The dependence on wikipedia

Kirialax

Ad Honorem
Dec 2009
4,864
Blachernai
I don't know, at least in my field it's not worse than most of what's generally available to the reading public.
 
  • Like
Reactions: Tulius
Feb 2019
846
Serbia
I use Wikipedia as a quick memory-refresher on small details or to check a source for reliability. It's not a reliable source if you read raw articles and it's very basic, almost never going into any notable detail. If I wanted to write something extensive or learn about something I would read a book, however I wouldn't lose sleep if I turned to Wikipedia to check on which day the French army entered Vienna in 1805. Many, if not most, Wikipedia articles are poorly sourced and since anyone can edit them it turns into a compilation of various bits and pieces of information from many different sources. Since many editors either don't know how to properly source or critically examine their sources you can get some pretty strange claims and statistics on some articles.
 
Aug 2019
218
North
wikipedia is a cancer on truth's body, and that's not limited to historical issues only
Hi yani,
the truthfulness of wikipedia shouldw only be limited to the sciences, and not humanities. Especially not to history.
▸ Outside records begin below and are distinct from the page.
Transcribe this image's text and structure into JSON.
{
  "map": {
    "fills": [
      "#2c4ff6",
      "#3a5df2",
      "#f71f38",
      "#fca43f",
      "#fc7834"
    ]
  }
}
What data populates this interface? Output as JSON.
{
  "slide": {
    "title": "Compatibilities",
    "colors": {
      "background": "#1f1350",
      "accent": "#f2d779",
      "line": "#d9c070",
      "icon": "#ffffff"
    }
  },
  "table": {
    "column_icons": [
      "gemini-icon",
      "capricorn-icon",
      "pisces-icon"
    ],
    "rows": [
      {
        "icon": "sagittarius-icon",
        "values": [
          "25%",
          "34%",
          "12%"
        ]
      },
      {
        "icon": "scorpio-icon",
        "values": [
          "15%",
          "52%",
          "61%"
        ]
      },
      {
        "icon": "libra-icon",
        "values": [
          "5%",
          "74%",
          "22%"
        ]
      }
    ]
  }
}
History is to be well chewed.
 
Jun 2017
432
maine
It is usually among the first "hits" that come up so many people don't go beyond it. Any topic of research requires several independent sources (the traditional number is 3). Wikipedia has the advantage of, itself, being sourced. If you like its sources (and they check out), why not consider it as one of your own research sources? In my own field, it is not usually considered acceptable but, if one has done due diligence, I say--use it as one of your sources (but not as the only one).
 
Aug 2019
218
North
It is usually among the first "hits" that come up so many people don't go beyond it. Any topic of research requires several independent sources (the traditional number is 3). Wikipedia has the advantage of, itself, being sourced. If you like its sources (and they check out), why not consider it as one of your own research sources? In my own field, it is not usually considered acceptable but, if one has done due diligence, I say--use it as one of your sources (but not as the only one).
Three sources, even if they are biased?